Einen anderen Blick auf Lydia Rabinowitsch-Kempner warf Dr. Benjamin Kuntz, Mitautor der dreihundertsten Jüdischen Miniatur. So schilderte er den Weg der damals Achtzehnjährigen zum Studium nach Bern, weil ihr als Jüdin im Zarenreich der Zugang zur Universität verwehrt wurde. Nach ihrer Promotion bewarb sie sich erfolgreich um eine Stelle bei Robert Koch, von dem sie die Arbeit an der Tuberkuloseforschung als ihr zentrales Lebensthema übernahm.

Telegraphische Bitte an Robert Koch zur Übernahme der Patenschaft für den Sohn Robert. Gesehen in der Veranstaltung 12.10.2022.

Auch privat war sie Robert Koch durch die Patenschaft für ihren ersten Sohn Robert eng verbunden. Nach langer Forschungstätigkeit in der Bakteriologie der Charité übernahm sie als Abteilungsleiterin das Bakteriologische Labor im Städtischen Krankenhaus Moabit, das damals ebenfalls Universitätsklinik war. Wenig später ernannte man sie zur Herausgeberin der Fachzeitschrift Zeitschrift für Tuberkulose.

Gesehen in der Veranstaltung 12.10.2022.

Neben ihrer weiterhin verfolgten Forschung zur bovinen Tuberkulose nahm sie auch gesellschaftliche Aufgaben wahr.
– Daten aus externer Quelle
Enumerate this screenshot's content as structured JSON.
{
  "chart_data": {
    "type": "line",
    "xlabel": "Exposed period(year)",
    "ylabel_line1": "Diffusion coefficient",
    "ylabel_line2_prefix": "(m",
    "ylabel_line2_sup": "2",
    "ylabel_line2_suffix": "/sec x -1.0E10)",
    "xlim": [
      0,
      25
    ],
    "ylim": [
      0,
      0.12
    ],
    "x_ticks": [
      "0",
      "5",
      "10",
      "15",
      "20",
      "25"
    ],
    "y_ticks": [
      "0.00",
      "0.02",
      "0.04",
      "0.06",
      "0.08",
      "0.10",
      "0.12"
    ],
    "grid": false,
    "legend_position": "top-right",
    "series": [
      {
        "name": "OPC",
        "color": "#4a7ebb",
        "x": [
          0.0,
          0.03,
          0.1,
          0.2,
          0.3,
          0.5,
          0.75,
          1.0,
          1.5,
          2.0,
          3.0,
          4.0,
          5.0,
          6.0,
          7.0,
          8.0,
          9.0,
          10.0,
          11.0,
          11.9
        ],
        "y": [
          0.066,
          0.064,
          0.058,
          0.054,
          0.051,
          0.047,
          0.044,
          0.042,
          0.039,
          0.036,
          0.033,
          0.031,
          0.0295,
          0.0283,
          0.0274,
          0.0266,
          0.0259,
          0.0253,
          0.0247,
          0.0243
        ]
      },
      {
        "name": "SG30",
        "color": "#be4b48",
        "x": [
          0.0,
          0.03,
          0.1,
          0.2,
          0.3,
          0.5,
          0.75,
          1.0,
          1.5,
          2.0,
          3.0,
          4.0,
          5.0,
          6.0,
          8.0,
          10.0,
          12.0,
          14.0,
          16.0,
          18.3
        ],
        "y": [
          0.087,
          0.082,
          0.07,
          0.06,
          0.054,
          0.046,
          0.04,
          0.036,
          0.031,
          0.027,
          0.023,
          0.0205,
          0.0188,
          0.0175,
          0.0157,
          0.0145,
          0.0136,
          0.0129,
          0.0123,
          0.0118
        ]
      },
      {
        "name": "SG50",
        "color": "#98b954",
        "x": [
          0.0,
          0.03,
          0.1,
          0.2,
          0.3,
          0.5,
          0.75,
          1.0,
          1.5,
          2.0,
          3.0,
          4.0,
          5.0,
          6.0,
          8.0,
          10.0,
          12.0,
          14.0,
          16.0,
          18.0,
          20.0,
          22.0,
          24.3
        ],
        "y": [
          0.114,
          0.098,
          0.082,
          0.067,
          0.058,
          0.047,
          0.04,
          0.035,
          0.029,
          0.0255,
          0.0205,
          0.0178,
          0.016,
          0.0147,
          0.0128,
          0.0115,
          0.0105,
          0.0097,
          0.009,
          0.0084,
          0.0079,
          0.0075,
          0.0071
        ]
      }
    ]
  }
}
So zur wissenschaftlichen Ausbildung von Frauen, zur Sexualerziehung und zur Stärkung von Frauen in ihrer beruflichen Laufbahn.

Gesehen in der Veranstaltung 12.10.2022.

Auf Grund ihrer eigenen Erfahrung mit drei Kindern setzte sie sich ebenfalls für die Vereinbarkeit von Familie und Beruf ein. Tragisch muss für sie als Tuberkuloseforscherin gewesen sein, dass sowohl ihr Mann als auch ihre Tochter an Tuberkulose verstarben.

Dr. Benjamin Kuntz in Diskussion mit Dr.Katharina Graffmann-Weschke. TAL

Zum Abschluss seines Vortrages diskutierte Kuntz mit der Mitautorin des erwähnten Bandes, Dr. Katharina Graffmann-Weschke, weitere Einzelheiten aus Rabinowitsch-Kempners Leben.

Sigrid Grajek singt. TAL

Die ganze Veranstaltung wurden durch Lieder aus den Zwanziger Jahren eingerahmt. Die Schauspielerin Sigrid Grajek sang Couplets von Friedrich Holländer und Otto Reuter und erinnerte damit an Bühnengrößen wie Claire Waldoff und Fritzi Massary.
Nach dieser rundherum gelungenen Veranstaltung konnten sich die zahlreich erschienenen Gäste schließlich bei einem Empfang miteinander austauschen.